Rates Remain Locked at 14.96%

Credit card with dollars

Interest rates on new credit card offers remained stuck at 14.96% Wednesday, according to the CreditCards.com Weekly Credit Card Rate Report.

This is the sixth consecutive week that the national average annual percentage rate (APR) remained unchanged.

Most credit card issuers left interest rates alone this week. Chase tested a new Web offer on the Chase Slate card. However, the issuer's most recent offer -- which is 1 percentage point above its earlier rate -- didn't affect the national average because the card's lower rate offer is still available.

Previously, applicants who accessed the Slate card online were offered an APR range of 11.99% to 21.99%.  Now, some applicants may be offered a slightly higher range of possible APRs, starting at 12.99% and topping out at 22.99%.

Credit card issuers frequently test new online offers by temporarily offering multiple rates.

New credit reaches 5-year high Over the past several months, credit card issuers have gradually stepped up their marketing efforts and have courted new cardholders more aggressively than they did in 2012.

Over the first six months of 2013, for example, issuers mailed 23% more credit card offers than they did in the first six months of 2012, according to the market research firm Mintel Comperemedia.

New data released July 25 by the consumer reporting agency Equifax suggests that issuers' renewed efforts to attract more cardholders is working. So far, issuers have made 6% more new loans in the first half of 2013 than they did during the same period in 2012.

In addition to approving more cardholders, issuers are also being less stingy with the amount of credit they're willing to give. Thanks to higher credit limits and a larger number of new accounts, the total amount of new credit being issued to new and current cardholders is now at its highest point since 2008, according to Equifax.

Between January 2013 and April, issuers approved about $62 billion in new credit -- up from $58 billion in the first four months of 2012.

The total amount of available credit that issuers are approving these days is a big step-up from the first few years following the 2008 financial crisis, when issuers sharply reduced the amount of credit they were willing to lend. According to Equifax, issuers approved 74% more credit in the first four months of 2012 than they did during the same period in 2010.

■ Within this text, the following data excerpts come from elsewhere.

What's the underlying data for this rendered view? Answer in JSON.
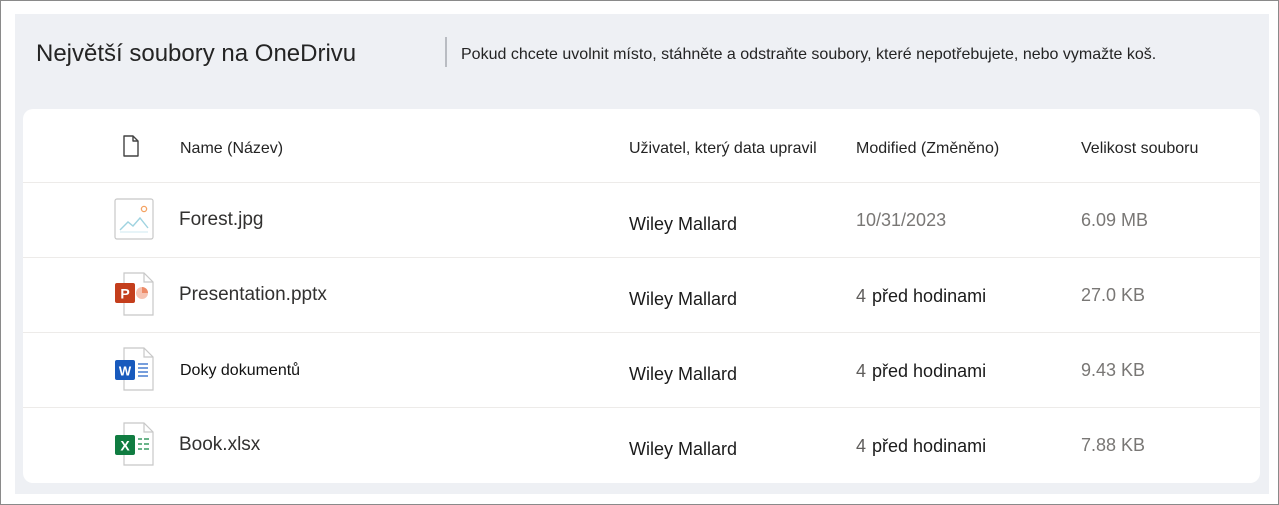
{
  "header": {
    "title": "Největší soubory na OneDrivu",
    "description": "Pokud chcete uvolnit místo, stáhněte a odstraňte soubory, které nepotřebujete, nebo vymažte koš."
  },
  "table": {
    "columns": {
      "type_icon": "file-type-icon",
      "name": "Name (Název)",
      "modified_by": "Uživatel, který data upravil",
      "modified": "Modified (Změněno)",
      "size": "Velikost souboru"
    },
    "rows": [
      {
        "icon": "image-file-icon",
        "name": "Forest.jpg",
        "modified_by": "Wiley Mallard",
        "modified_num": "",
        "modified_text": "10/31/2023",
        "size": "6.09 MB"
      },
      {
        "icon": "powerpoint-file-icon",
        "name": "Presentation.pptx",
        "modified_by": "Wiley Mallard",
        "modified_num": "4",
        "modified_text": "před hodinami",
        "size": "27.0 KB"
      },
      {
        "icon": "word-file-icon",
        "name": "Doky dokumentů",
        "modified_by": "Wiley Mallard",
        "modified_num": "4",
        "modified_text": "před hodinami",
        "size": "9.43 KB"
      },
      {
        "icon": "excel-file-icon",
        "name": "Book.xlsx",
        "modified_by": "Wiley Mallard",
        "modified_num": "4",
        "modified_text": "před hodinami",
        "size": "7.88 KB"
      }
    ]
  },
  "colors": {
    "panel_bg": "#eef0f4",
    "powerpoint": "#c43e1c",
    "word": "#185abd",
    "excel": "#107c41"
  }
}
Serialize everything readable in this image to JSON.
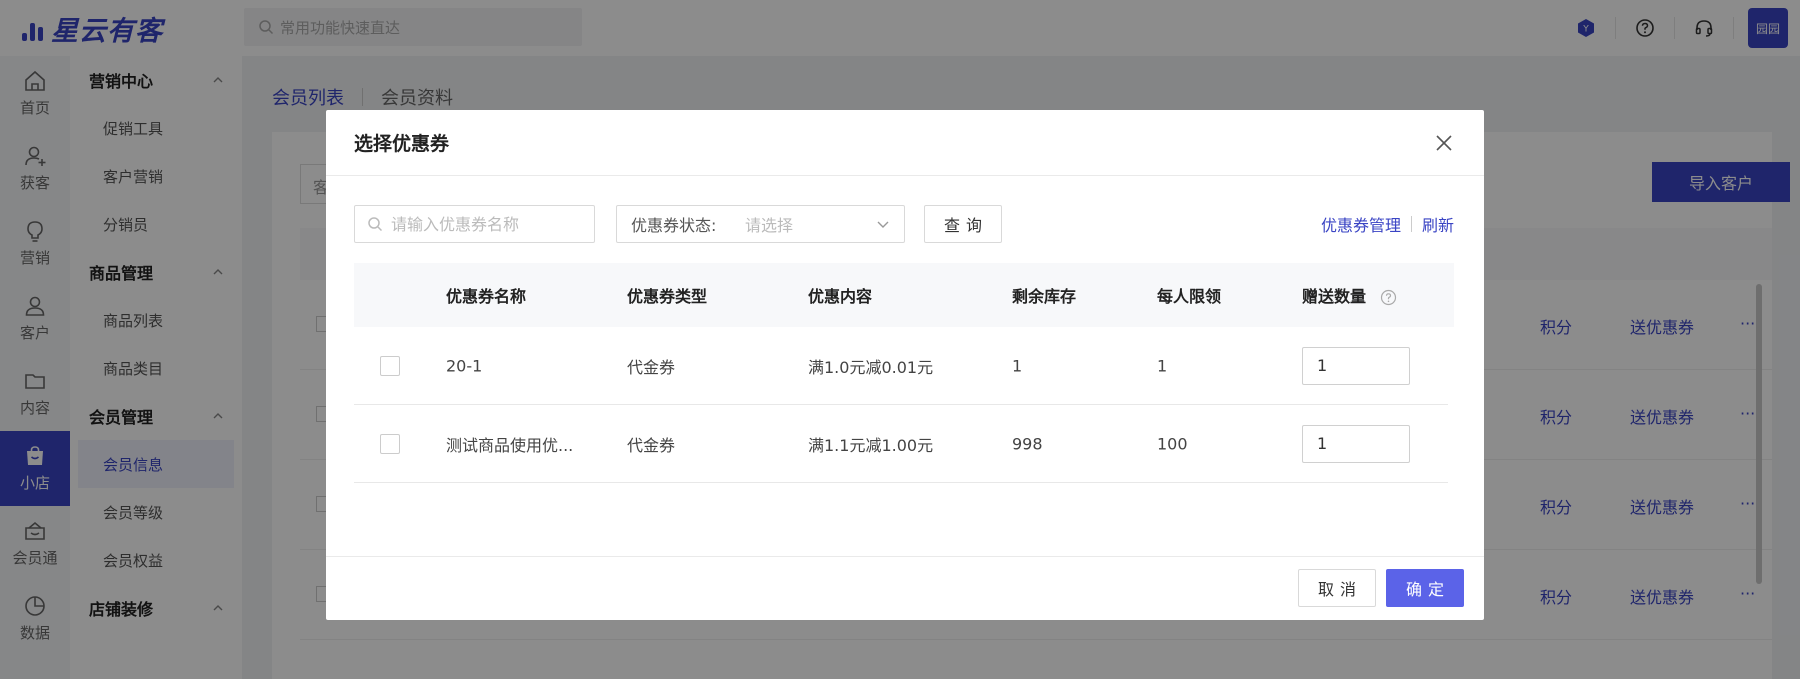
{
  "app": {
    "logo_text": "星云有客",
    "search_placeholder": "常用功能快速直达",
    "avatar_label": "园园",
    "top_icons": [
      "brand-badge-icon",
      "help-circle-icon",
      "headset-icon"
    ]
  },
  "rail": {
    "items": [
      {
        "label": "首页",
        "icon": "home-icon"
      },
      {
        "label": "获客",
        "icon": "user-add-icon"
      },
      {
        "label": "营销",
        "icon": "bulb-icon"
      },
      {
        "label": "客户",
        "icon": "user-icon"
      },
      {
        "label": "内容",
        "icon": "folder-icon"
      },
      {
        "label": "小店",
        "icon": "shop-bag-icon",
        "active": true
      },
      {
        "label": "会员通",
        "icon": "member-icon"
      },
      {
        "label": "数据",
        "icon": "pie-chart-icon"
      }
    ]
  },
  "submenu": {
    "groups": [
      {
        "title": "营销中心",
        "items": [
          "促销工具",
          "客户营销",
          "分销员"
        ]
      },
      {
        "title": "商品管理",
        "items": [
          "商品列表",
          "商品类目"
        ]
      },
      {
        "title": "会员管理",
        "items": [
          "会员信息",
          "会员等级",
          "会员权益"
        ]
      },
      {
        "title": "店铺装修",
        "items": []
      }
    ],
    "active_item": "会员信息"
  },
  "main": {
    "tabs": [
      {
        "label": "会员列表",
        "active": true
      },
      {
        "label": "会员资料",
        "active": false
      }
    ],
    "filter_hint": "客",
    "import_button": "导入客户",
    "row_actions": [
      "积分",
      "送优惠券",
      "···"
    ]
  },
  "modal": {
    "title": "选择优惠券",
    "name_placeholder": "请输入优惠券名称",
    "status_label": "优惠券状态:",
    "status_placeholder": "请选择",
    "query_button": "查询",
    "manage_link": "优惠券管理",
    "refresh_link": "刷新",
    "columns": {
      "name": "优惠券名称",
      "type": "优惠券类型",
      "content": "优惠内容",
      "stock": "剩余库存",
      "limit": "每人限领",
      "qty": "赠送数量"
    },
    "rows": [
      {
        "name": "20-1",
        "type": "代金券",
        "content": "满1.0元减0.01元",
        "stock": "1",
        "limit": "1",
        "qty": "1",
        "checked": false
      },
      {
        "name": "测试商品使用优...",
        "type": "代金券",
        "content": "满1.1元减1.00元",
        "stock": "998",
        "limit": "100",
        "qty": "1",
        "checked": false
      }
    ],
    "cancel_button": "取消",
    "ok_button": "确定"
  },
  "colors": {
    "brand": "#3a44c4",
    "primary_button": "#5b63e8",
    "overlay": "rgba(0,0,0,0.45)"
  }
}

Private sector job openings on the rise Card issuers are being more generous in part because the jobs situation for U.S. consumers appears to be on an upswing.

In the first six months of 2013, for example, employers added approximately 1.2 million new jobs to the economy, according to the Labor Department's most recent estimates.

Private sector employers, in particular, are creating significantly more new jobs this year than they did in the first years after the Great Recession.

In July, private sector employers added 200,000 new jobs, according to a report released July 31 by the payroll processing firm ADP. In June, private employers added just slightly fewer jobs: 198,000.

Jobs in which workers provide a service, rather than produce some kind of good, made up the majority of new jobs added to the economy this month. Manufacturing jobs declined by 5,000 in July. All other industries added jobs, according to the report.

"Job growth remains remarkably stable," said Moody's analytics economist Mark Zandi in a press release accompanying the report. "Businesses are adding to payrolls in most industries and across all company sizes. The job market has admirably weathered the fiscal head winds, tax increases and government spending cuts. This bodes well for the next year when those head winds are set to fade."